It expects the costs of the layoffs and redundancies, as well as other cost-cutting measures, to reach $30 million.

“On December 21, 2022, we announced a restructure plan in response to challenging industry conditions,” the company said in an SEC filing.

“Under the restructure plan, we expect to reduce our headcount by approximately 10 percent over calendar year 2023, through a combination of voluntary attrition and personnel reductions.”

In its latest quarterly earnings report, the company missed analyst estimates for both earnings and revenue, as it warned of a larger loss than expected.

Company president and CEO Sanjay Mehrotra said that the "industry is experiencing the most severe imbalance between supply and demand in both DRAM and NAND in the last 13 years."

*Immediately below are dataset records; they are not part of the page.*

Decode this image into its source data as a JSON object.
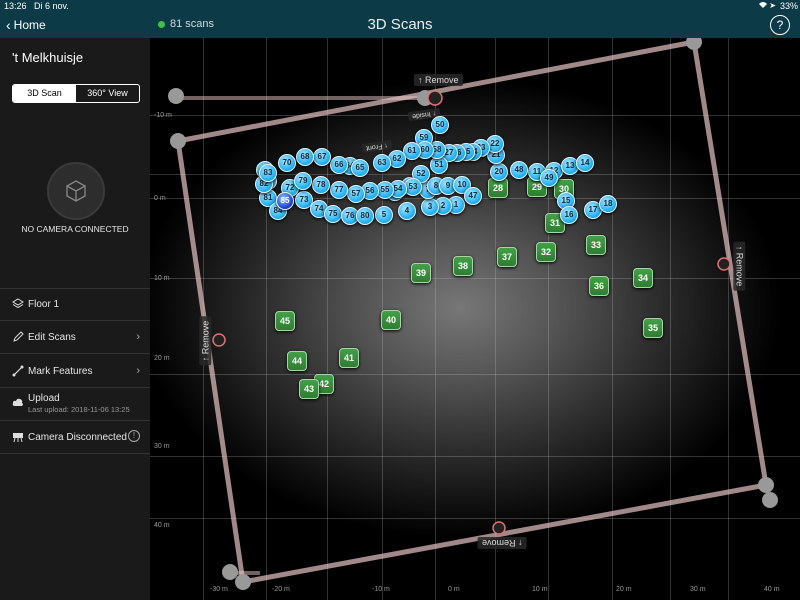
{
  "status": {
    "time": "13:26",
    "date": "Di 6 nov.",
    "battery": "33%"
  },
  "nav": {
    "back_label": "Home",
    "scan_count": "81 scans",
    "title": "3D Scans",
    "help_label": "?"
  },
  "sidebar": {
    "project_name": "'t Melkhuisje",
    "view_toggle": {
      "scan_label": "3D Scan",
      "view360_label": "360° View"
    },
    "camera_status": "NO CAMERA CONNECTED",
    "floor_label": "Floor 1",
    "edit_scans_label": "Edit Scans",
    "mark_features_label": "Mark Features",
    "upload_label": "Upload",
    "last_upload": "Last upload: 2018-11-06 13:25",
    "camera_disconnected_label": "Camera Disconnected"
  },
  "map": {
    "remove_label": "Remove",
    "front_label": "Front",
    "inside_label": "Inside",
    "y_labels": [
      "-10 m",
      "0 m",
      "10 m",
      "20 m",
      "30 m",
      "40 m"
    ],
    "x_labels": [
      "-30 m",
      "-20 m",
      "-10 m",
      "0 m",
      "10 m",
      "20 m",
      "30 m",
      "40 m"
    ],
    "green_markers": [
      "28",
      "29",
      "30",
      "31",
      "32",
      "33",
      "34",
      "35",
      "36",
      "37",
      "38",
      "39",
      "40",
      "41",
      "42",
      "43",
      "44",
      "45"
    ],
    "blue_markers": [
      "1",
      "2",
      "3",
      "4",
      "5",
      "6",
      "7",
      "8",
      "9",
      "10",
      "11",
      "12",
      "13",
      "14",
      "15",
      "16",
      "17",
      "18",
      "20",
      "21",
      "22",
      "23",
      "24",
      "25",
      "26",
      "27",
      "46",
      "47",
      "48",
      "49",
      "50",
      "51",
      "52",
      "53",
      "54",
      "55",
      "56",
      "57",
      "58",
      "59",
      "60",
      "61",
      "62",
      "63",
      "64",
      "65",
      "66",
      "67",
      "68",
      "69",
      "70",
      "71",
      "72",
      "73",
      "74",
      "75",
      "76",
      "77",
      "78",
      "79",
      "80",
      "81",
      "82",
      "83",
      "84",
      "85"
    ],
    "selected_marker": "85",
    "colors": {
      "navbar": "#0c3b47",
      "green_marker": "#2e7d32",
      "blue_marker": "#29b6f6",
      "selected_marker": "#1e40d8",
      "boundary": "#e6c3c3"
    }
  }
}
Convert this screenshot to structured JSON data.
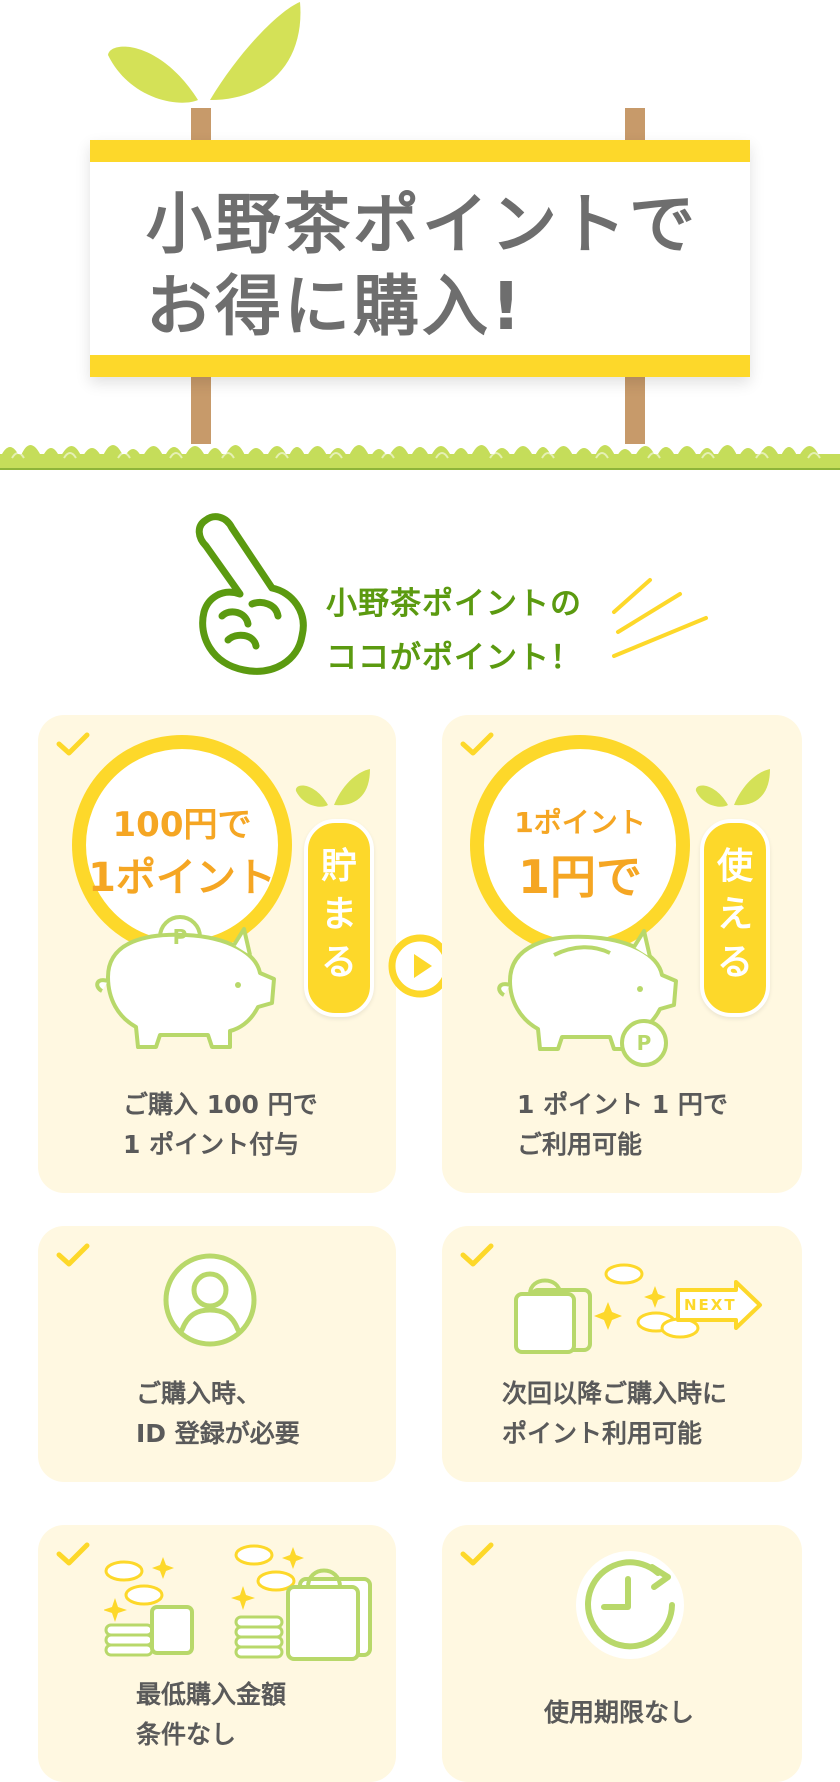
{
  "hero": {
    "title_line1": "小野茶ポイントで",
    "title_line2": "お得に購入!"
  },
  "intro": {
    "line1": "小野茶ポイントの",
    "line2": "ココがポイント！"
  },
  "cards": [
    {
      "coin_line1": "100円で",
      "coin_line2": "1ポイント",
      "bubble": "貯まる",
      "text_line1": "ご購入 100 円で",
      "text_line2": "1 ポイント付与"
    },
    {
      "coin_line1": "1ポイント",
      "coin_line2": "1円で",
      "bubble": "使える",
      "text_line1": "1 ポイント 1 円で",
      "text_line2": "ご利用可能"
    },
    {
      "text_line1": "ご購入時、",
      "text_line2": "ID 登録が必要"
    },
    {
      "next_label": "NEXT",
      "text_line1": "次回以降ご購入時に",
      "text_line2": "ポイント利用可能"
    },
    {
      "text_line1": "最低購入金額",
      "text_line2": "条件なし"
    },
    {
      "text_line1": "使用期限なし"
    }
  ],
  "icons": {
    "check": "check-icon",
    "user": "user-icon",
    "clock": "clock-icon",
    "piggy": "piggy-bank-icon",
    "pointing_hand": "pointing-hand-icon",
    "play": "play-circle-icon"
  },
  "colors": {
    "accent_yellow": "#fdd82a",
    "leaf_green": "#d4e157",
    "line_green": "#b8d86a",
    "text_green": "#5b9a10",
    "coin_orange": "#f5a623",
    "card_bg": "#fff8e1"
  }
}
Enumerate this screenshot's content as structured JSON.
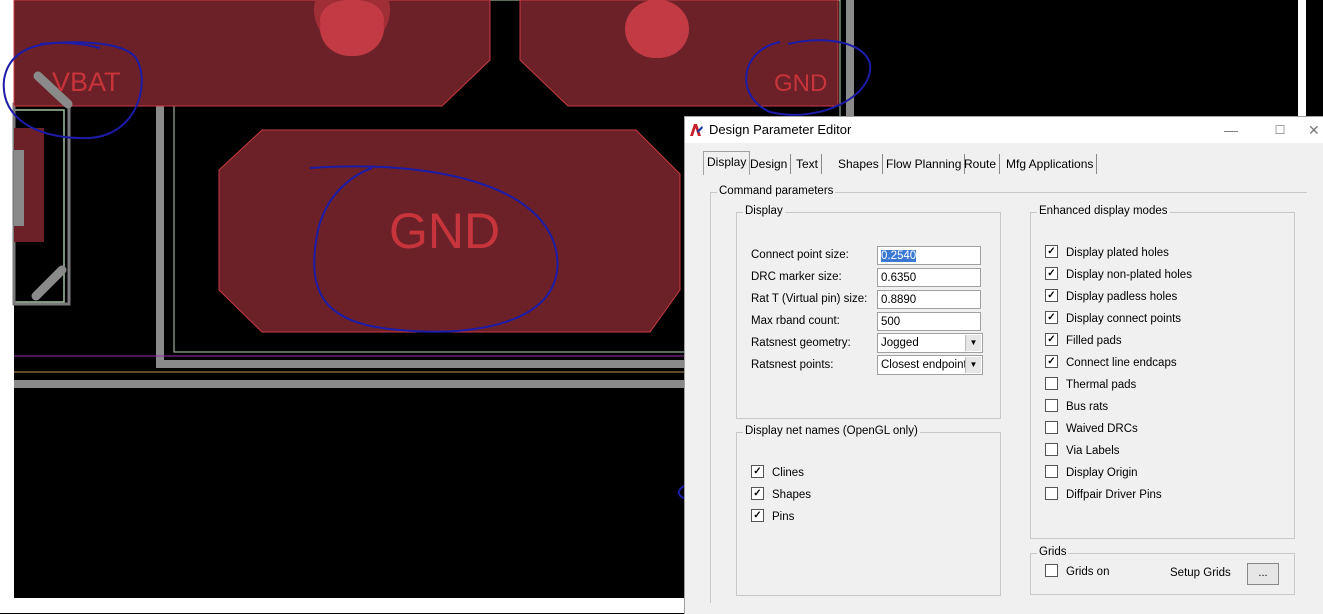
{
  "canvas": {
    "labels": {
      "vbat": "VBAT",
      "gnd_small": "GND",
      "gnd_large": "GND"
    },
    "colors": {
      "pad": "#6b2127",
      "pad_text": "#c8343c",
      "annotation": "#1c1ca8",
      "outline": "#8a8a8a"
    }
  },
  "dialog": {
    "title": "Design Parameter Editor",
    "window_buttons": {
      "minimize": "—",
      "maximize": "☐",
      "close": "✕"
    },
    "tabs": [
      "Display",
      "Design",
      "Text",
      "Shapes",
      "Flow Planning",
      "Route",
      "Mfg Applications"
    ],
    "active_tab": "Display",
    "command_parameters": {
      "label": "Command parameters",
      "display": {
        "label": "Display",
        "fields": [
          {
            "label": "Connect point size:",
            "value": "0.2540"
          },
          {
            "label": "DRC marker size:",
            "value": "0.6350"
          },
          {
            "label": "Rat T (Virtual pin) size:",
            "value": "0.8890"
          },
          {
            "label": "Max rband count:",
            "value": "500"
          }
        ],
        "combos": [
          {
            "label": "Ratsnest geometry:",
            "value": "Jogged"
          },
          {
            "label": "Ratsnest points:",
            "value": "Closest endpoint"
          }
        ]
      },
      "net_names": {
        "label": "Display net names (OpenGL only)",
        "items": [
          {
            "label": "Clines",
            "checked": true
          },
          {
            "label": "Shapes",
            "checked": true
          },
          {
            "label": "Pins",
            "checked": true
          }
        ]
      },
      "enhanced": {
        "label": "Enhanced display modes",
        "items": [
          {
            "label": "Display plated holes",
            "checked": true
          },
          {
            "label": "Display non-plated holes",
            "checked": true
          },
          {
            "label": "Display padless holes",
            "checked": true
          },
          {
            "label": "Display connect points",
            "checked": true
          },
          {
            "label": "Filled pads",
            "checked": true
          },
          {
            "label": "Connect line endcaps",
            "checked": true
          },
          {
            "label": "Thermal pads",
            "checked": false
          },
          {
            "label": "Bus rats",
            "checked": false
          },
          {
            "label": "Waived DRCs",
            "checked": false
          },
          {
            "label": "Via Labels",
            "checked": false
          },
          {
            "label": "Display Origin",
            "checked": false
          },
          {
            "label": "Diffpair Driver Pins",
            "checked": false
          }
        ]
      },
      "grids": {
        "label": "Grids",
        "grids_on_label": "Grids on",
        "grids_on_checked": false,
        "setup_label": "Setup Grids",
        "setup_button": "..."
      }
    }
  }
}
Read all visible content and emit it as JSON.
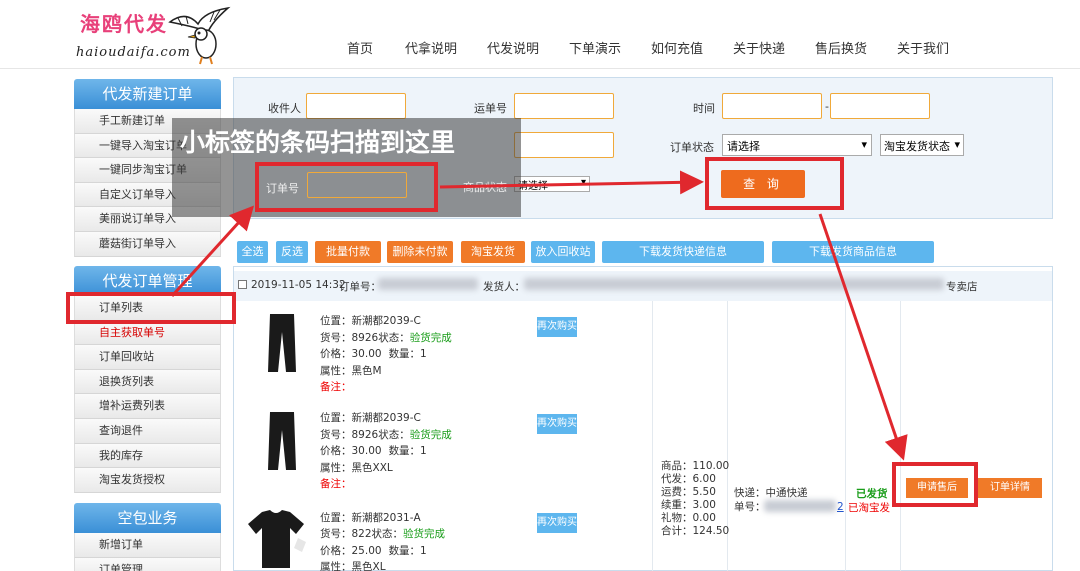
{
  "brand": {
    "name": "海鸥代发",
    "url": "haioudaifa.com"
  },
  "nav": [
    "首页",
    "代拿说明",
    "代发说明",
    "下单演示",
    "如何充值",
    "关于快递",
    "售后换货",
    "关于我们"
  ],
  "sidebar": {
    "sections": [
      {
        "title": "代发新建订单",
        "items": [
          "手工新建订单",
          "一键导入淘宝订单",
          "一键同步淘宝订单",
          "自定义订单导入",
          "美丽说订单导入",
          "蘑菇街订单导入"
        ]
      },
      {
        "title": "代发订单管理",
        "items": [
          "订单列表",
          "自主获取单号",
          "订单回收站",
          "退换货列表",
          "增补运费列表",
          "查询退件",
          "我的库存",
          "淘宝发货授权"
        ]
      },
      {
        "title": "空包业务",
        "items": [
          "新增订单",
          "订单管理"
        ]
      }
    ]
  },
  "search": {
    "recipient_label": "收件人",
    "waybill_label": "运单号",
    "time_label": "时间",
    "time_sep": "-",
    "order_status_label": "订单状态",
    "order_status_value": "请选择",
    "taobao_ship_status": "淘宝发货状态",
    "order_no_label": "订单号",
    "product_status_label": "商品状态",
    "product_status_value": "请选择",
    "query_button": "查 询"
  },
  "overlay_note": "小标签的条码扫描到这里",
  "toolbar": {
    "buttons": [
      {
        "label": "全选",
        "color": "#5db6ee"
      },
      {
        "label": "反选",
        "color": "#5db6ee"
      },
      {
        "label": "批量付款",
        "color": "#f07a28"
      },
      {
        "label": "删除未付款",
        "color": "#f07a28"
      },
      {
        "label": "淘宝发货",
        "color": "#f07a28"
      },
      {
        "label": "放入回收站",
        "color": "#5db6ee"
      },
      {
        "label": "下载发货快递信息",
        "color": "#5db6ee"
      },
      {
        "label": "下载发货商品信息",
        "color": "#5db6ee"
      }
    ]
  },
  "order": {
    "date": "2019-11-05 14:32",
    "order_no_label": "订单号：",
    "sender_label": "发货人：",
    "shop_suffix": "专卖店",
    "items": [
      {
        "position": "位置：新潮都2039-C",
        "sku": "货号：8926",
        "status_label": "状态：",
        "status": "验货完成",
        "price": "价格：30.00",
        "qty": "数量：1",
        "attr": "属性：黑色M",
        "note": "备注：",
        "rebuy": "再次购买"
      },
      {
        "position": "位置：新潮都2039-C",
        "sku": "货号：8926",
        "status_label": "状态：",
        "status": "验货完成",
        "price": "价格：30.00",
        "qty": "数量：1",
        "attr": "属性：黑色XXL",
        "note": "备注：",
        "rebuy": "再次购买"
      },
      {
        "position": "位置：新潮都2031-A",
        "sku": "货号：822",
        "status_label": "状态：",
        "status": "验货完成",
        "price": "价格：25.00",
        "qty": "数量：1",
        "attr": "属性：黑色XL",
        "note": "",
        "rebuy": "再次购买"
      }
    ],
    "fees": [
      "商品：110.00",
      "代发：6.00",
      "运费：5.50",
      "续重：3.00",
      "礼物：0.00",
      "合计：124.50"
    ],
    "express": "快递：中通快递",
    "waybill": "单号：",
    "waybill_tail": "2",
    "shipped": "已发货",
    "taobao_shipped": "已淘宝发",
    "aftersale_button": "申请售后",
    "detail_button": "订单详情"
  }
}
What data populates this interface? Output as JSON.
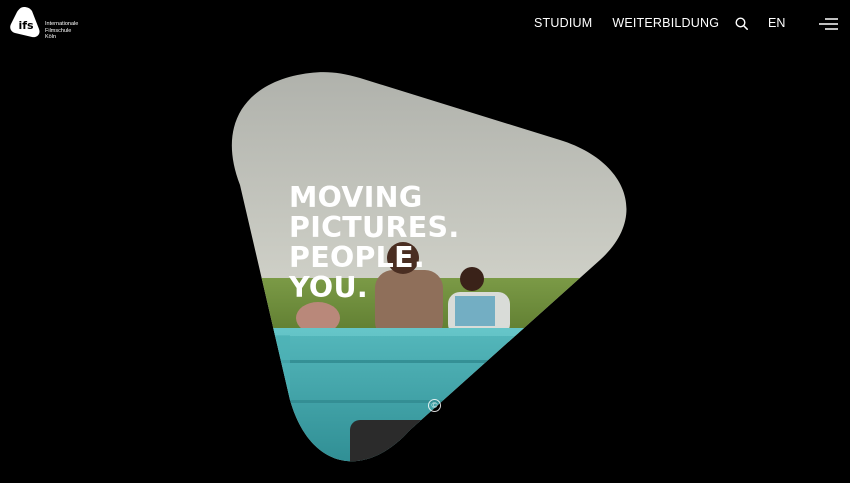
{
  "brand": {
    "mark": "ifs",
    "line1": "Internationale",
    "line2": "Filmschule",
    "line3": "Köln"
  },
  "nav": {
    "items": [
      "STUDIUM",
      "WEITERBILDUNG"
    ],
    "language": "EN"
  },
  "icons": {
    "search": "search-icon",
    "menu": "hamburger-menu-icon",
    "copyright": "copyright-icon"
  },
  "hero": {
    "headline": [
      "MOVING",
      "PICTURES.",
      "PEOPLE.",
      "YOU."
    ],
    "copyright_symbol": "©"
  },
  "colors": {
    "background": "#000000",
    "text": "#ffffff",
    "sky": "#c9cbc0",
    "field": "#6f8a3a",
    "truck": "#3fa3a8"
  }
}
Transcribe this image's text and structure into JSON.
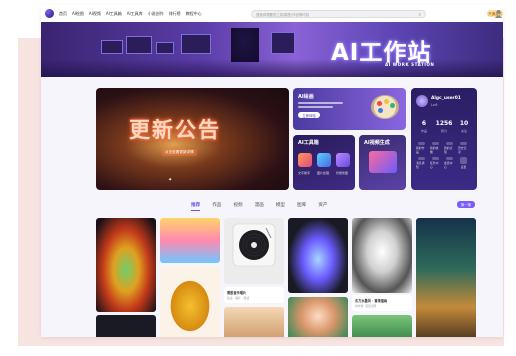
{
  "nav": {
    "items": [
      "首页",
      "AI绘图",
      "AI视频",
      "AI工具箱",
      "AI工具库",
      "小说创作",
      "排行榜",
      "教程中心"
    ],
    "search_placeholder": "搜索你想要的工具/模型/作品等内容",
    "vip_label": "开通会员"
  },
  "banner": {
    "title": "AI工作站",
    "subtitle": "AI WORK STATION"
  },
  "notice": {
    "title": "更新公告",
    "subtitle": "点击查看更新详情"
  },
  "panels": {
    "draw_title": "AI绘画",
    "draw_button": "立即体验",
    "tools_title": "AI工具箱",
    "tool_labels": [
      "文字助手",
      "图片处理",
      "智能修图"
    ],
    "video_title": "AI视频生成"
  },
  "user": {
    "name": "Algc_user01",
    "level": "Lv.6",
    "stats": [
      {
        "value": "6",
        "label": "作品"
      },
      {
        "value": "1256",
        "label": "积分"
      },
      {
        "value": "10",
        "label": "关注"
      }
    ],
    "grid": [
      "我的作品",
      "我的收藏",
      "我的点赞",
      "历史记录",
      "消息通知",
      "任务中心",
      "会员中心",
      "设置"
    ]
  },
  "tabs": [
    "推荐",
    "作品",
    "视频",
    "漫画",
    "模型",
    "图库",
    "资产"
  ],
  "refresh_label": "换一换",
  "cards": {
    "vinyl_title": "黑胶音乐唱片",
    "vinyl_sub": "复古 · 唱片 · 质感",
    "art_title": "东方水墨风 · 意境插画",
    "art_sub": "创作者: 墨染流年"
  },
  "colors": {
    "accent": "#7055e6",
    "banner": "#5b3da8",
    "vip": "#ffdf9a"
  }
}
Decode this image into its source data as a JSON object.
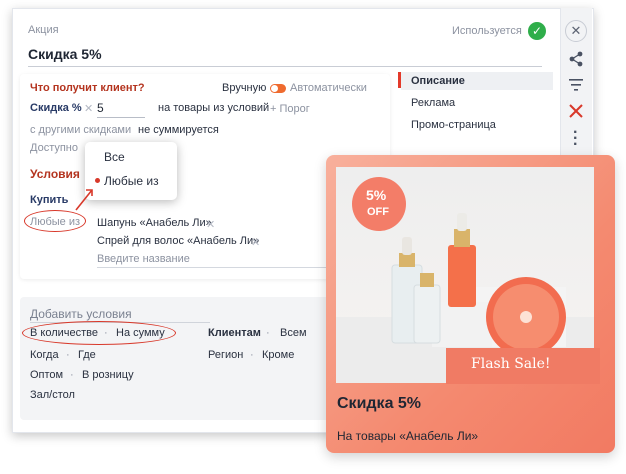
{
  "header": {
    "section_label": "Акция",
    "status_text": "Используется",
    "title": "Скидка 5%"
  },
  "reward": {
    "heading": "Что получит клиент?",
    "mode_manual": "Вручную",
    "mode_auto": "Автоматически",
    "discount_label": "Скидка %",
    "discount_value": "5",
    "applies_to": "на товары из условий",
    "threshold": "+ Порог",
    "combine_label": "с другими скидками",
    "combine_value": "не суммируется",
    "available_label": "Доступно"
  },
  "conditions": {
    "heading": "Условия",
    "action": "Купить",
    "selector": "Любые из",
    "products": [
      "Шапунь «Анабель Ли»",
      "Спрей для волос «Анабель Ли»"
    ],
    "product_placeholder": "Введите название"
  },
  "dropdown": {
    "options": [
      "Все",
      "Любые из"
    ],
    "selected": "Любые из"
  },
  "add_conditions": {
    "heading": "Добавить условия",
    "row1": [
      "В количестве",
      "На сумму"
    ],
    "row2": [
      "Когда",
      "Где"
    ],
    "row3": [
      "Оптом",
      "В розницу"
    ],
    "row4": [
      "Зал/стол"
    ],
    "clients_label": "Клиентам",
    "clients_value": "Всем",
    "region_label": "Регион",
    "region_value": "Кроме"
  },
  "tabs": [
    "Описание",
    "Реклама",
    "Промо-страница"
  ],
  "side_icons": [
    "close-icon",
    "share-icon",
    "filter-list-icon",
    "delete-icon",
    "more-vertical-icon"
  ],
  "promo": {
    "badge_pct": "5%",
    "badge_off": "OFF",
    "flash": "Flash Sale!",
    "title": "Скидка 5%",
    "subtitle": "На товары «Анабель Ли»"
  },
  "colors": {
    "accent_red": "#b4341f",
    "toggle_orange": "#ef6b2f",
    "status_green": "#2fae4a",
    "promo_coral": "#f48a70"
  }
}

The company hopes that the market oversupply will ease over the course of 2023 as customer stockpiles are used up, new CPUs are launched, and China's economy reopens.

"In data center, we expect cloud demand for memory in 2023 to grow well below the historical trend due to the significant impact of inventory reductions at key customers," Mehrotra said.

"End demand at cloud customers is not immune to macroeconomic challenges but should strengthen once the economic environment improves."

Mehrotra is hopeful that data center customers will embrace DDR5, and forecasts the company's Micron D5 "bit shipments to become more meaningful in the second half of calendar 2023, with crossover expected in mid-calendar 2024."